If, as in this case, Areval was no longer able to carry out its functions as a service of process agent, the power of appointing a replacement was limited to the Borrower and, failing any appointment by the Borrower, the Claimant; the contractual mechanism did not require the guarantors to be involved in the process, even by way of receiving notifications of the appointment. Accordingly, a replacement agent could have been appointed without the guarantors being made aware of such appointment. Of course, if steps were taken to inform the guarantors of the appointment of a replacement agent, the unfairness of the term might be mitigated or circumvented, but that does not mean that the term itself was not unfair.
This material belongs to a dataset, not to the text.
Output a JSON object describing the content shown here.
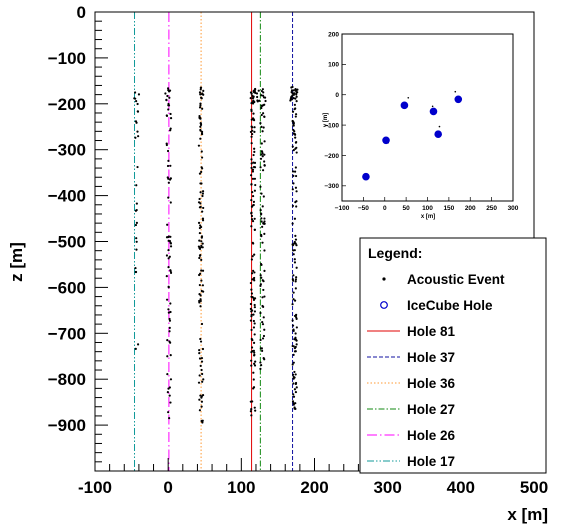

It is the potential for unfairness which is the governing consideration (Chitty on Contracts (35th ed., 2025), para. 41-314).

(4)

Circumstances could therefore arise where proceedings could be served on a replacement agent, in this case Law Debenture, on behalf of the First and Second Defendants, without the First and Second Defendants ever being made aware of such an appointment. This could lead to the entry of default judgments against the guarantors without the guarantors being aware of the service of process in the first place. Of course, such default judgments could be set aside, but I do not consider that is an answer to the unfairness of the term.

(5)

Absent clause 40.2.2, on the facts of this case where the appointed service of process agent, Areval, was no longer able to accept service, legal proceedings would have to be served on the First and Second Defendants directly so that they would become aware of such proceedings (Chitty on Contracts (35th ed., 2025), para. 41-312).

(6)

The fact that the Claimant as lender, a company resident in Luxembourg, is not exposed to the same risks as regards the service of process as the guarantors indicates to me that clause 40.2.2 creates an imbalance in the parties’ legal rights and obligations.

(7)

The significance of the imbalance resides in the fact that proceedings might otherwise be validly served on the guarantors, with the risk of entry of default judgments against those guarantors. The Claimant faced no such risk.

97.

Therefore, having regard to the nature of the Facility Agreement, and the guarantors’ obligations thereunder, and all of the circumstances of the case, I consider that the First and Second Defendants are correct in their submissions on this ground.

98.

Section 63(1) provides that “Part 1 of Schedule 2 contains an indicative and non-exhaustive list of terms of consumer contracts that may be regarded as unfair for the purposes of this Part” (emphasis added). I do not consider that the fact that a service of process term is not included within the list of terms in Schedule 2 of the 2015 Act which might be unfair means that the term cannot be unfair.

99.

I read CPR rule 6.11 as applying where there is a relevant contractual provision as to service which is binding on the defendant. Accordingly, as clause 40.2.2 is not binding on the First and Second Defendants pursuant to the Consumer Rights Act 2015, the clause cannot be relied on to validate service of the proceedings on them.

100.

I should make it clear that this conclusion does not mean that clause 40.1 and clause 40.2.1 of the Facility Agreement are unfair and are not binding on the First and Second Defendants insofar as they were parties to the Facility Agreement.